原色の戦後史

内容(「BOOK」データベースより)

その頃、日本の子どもらは空腹をかかえて赤バットの川上野球に熱中し、大人たちは食糧買出しに追われていた。主婦もまじった「米よこせデモ」の一隊は皇居内に進入し、天皇一家の台所公開を迫っていた。貧しいながらエネルギーにあふれて生きいきとした庶民の体験を、占領軍・天皇・民衆の三極構造で描く。
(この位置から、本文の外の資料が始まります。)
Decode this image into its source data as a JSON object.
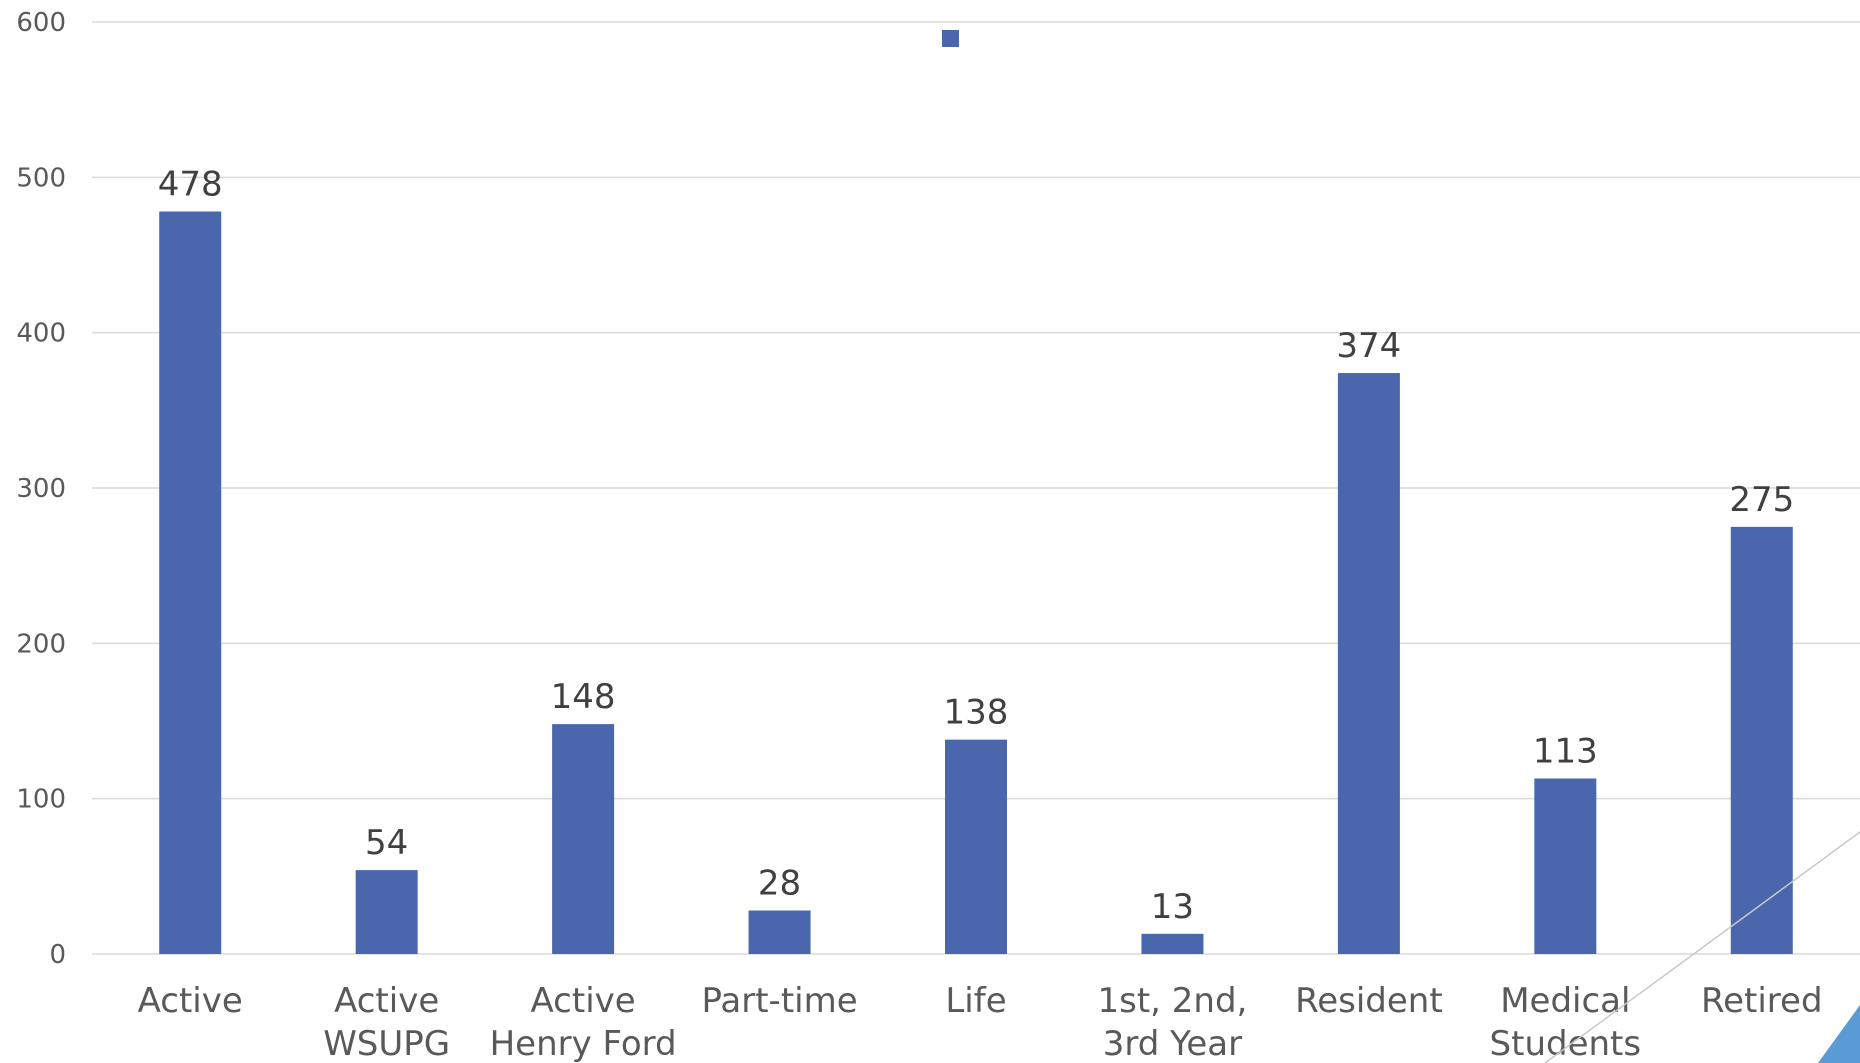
{
  "chart_data": {
    "type": "bar",
    "categories": [
      [
        "Active"
      ],
      [
        "Active",
        "WSUPG"
      ],
      [
        "Active",
        "Henry Ford"
      ],
      [
        "Part-time"
      ],
      [
        "Life"
      ],
      [
        "1st, 2nd,",
        "3rd Year"
      ],
      [
        "Resident"
      ],
      [
        "Medical",
        "Students"
      ],
      [
        "Retired"
      ]
    ],
    "values": [
      478,
      54,
      148,
      28,
      138,
      13,
      374,
      113,
      275
    ],
    "data_labels": [
      "478",
      "54",
      "148",
      "28",
      "138",
      "13",
      "374",
      "113",
      "275"
    ],
    "yticks": [
      "0",
      "100",
      "200",
      "300",
      "400",
      "500",
      "600"
    ],
    "ylim": [
      0,
      600
    ],
    "grid": true,
    "legend": "top-center",
    "colors": {
      "bar": "#4a67ae",
      "grid": "#d9d9d9",
      "accent": "#5b9bd5"
    }
  }
}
 kindleで読了。敗戦直後の混乱期の市井の人々の生活を描いたようなものを読みたいと思っていて、この本はもしかしたらそうしたものかなと期待して読んだが、戦後30年のふりかえりで当時起きた大きな事件や出来事などを1編十数ページほどでその事件に関係した人々に取材した新聞記事とか雑誌記事風な文章群だった。新聞の連載をまとめたようなものなのかなと思うような文章。そうした良くも悪くも新聞風な文章なので、期待していた当時の空気感が感じられるようなものではなくて少し残念。
 「アメ横三兄弟”廃墟の商法”――ヤミ市事始め」闇市についても、もっと知りたいな。
 『地下道は、寄る辺なく、住むあてもない引き揚げ者、復員軍人、戦災者たちの仮住まいの難民区であった。なかば流浪したそうした人たちの群れに、カツギ屋、買い出し客の一部も加わり、地下道は異様な熱気にざわついていた。』(N1466あたり)戦災孤児は浮浪児の3割以下で、『多数派は窮乏過程、欠損過程から、食うために、あるいは自由を求めて、この世界にはいった家出少年たちであった。』(N1479あたり)もちろん後者にも戦争の影響があるが。
 「トッツァは米に行き米に死んだ――強権供出悲し」混乱期の物々交換でにわかに金持ちとなった農民もいたが、『供出にあえぎ、保有米まで出してしまって、手当て米の配給を受ける農家も珍しくはなかった。』(N1964)ようやく一息つくことができたのは、豊作だった1948年になってから。
 「先生にウソを見た”墨塗り”の子ら――”戦犯教科書”」宮沢賢治の「雨ニモ負ケズ」の一日玄米三号(原文は四合だが、文科省は配給事情を考えて、あえて三合にした)という文章を見て、生徒が贅沢だといったというエピソードが当時の窮乏ぶりを感じさせる。当時の米の配給量は一日二合一勺。
 「アメリカ世の生活ゲリラ――戦果あぎゃあ」『日本本土進駐の兵隊たちと違って、沖縄の米兵は殺伐とした戦場感覚を戦後の支配者意識になまなましく引きずっていた。米兵の理不尽な発砲、暴行は、毎日のように至るところで起き、射殺され、重傷を負わされる住民の悲惨が相次いだ。』(N3500あたり)生活苦だけでなく、そうしたこともあって米軍から物資を横領する戦果をあげる人々が多くいた。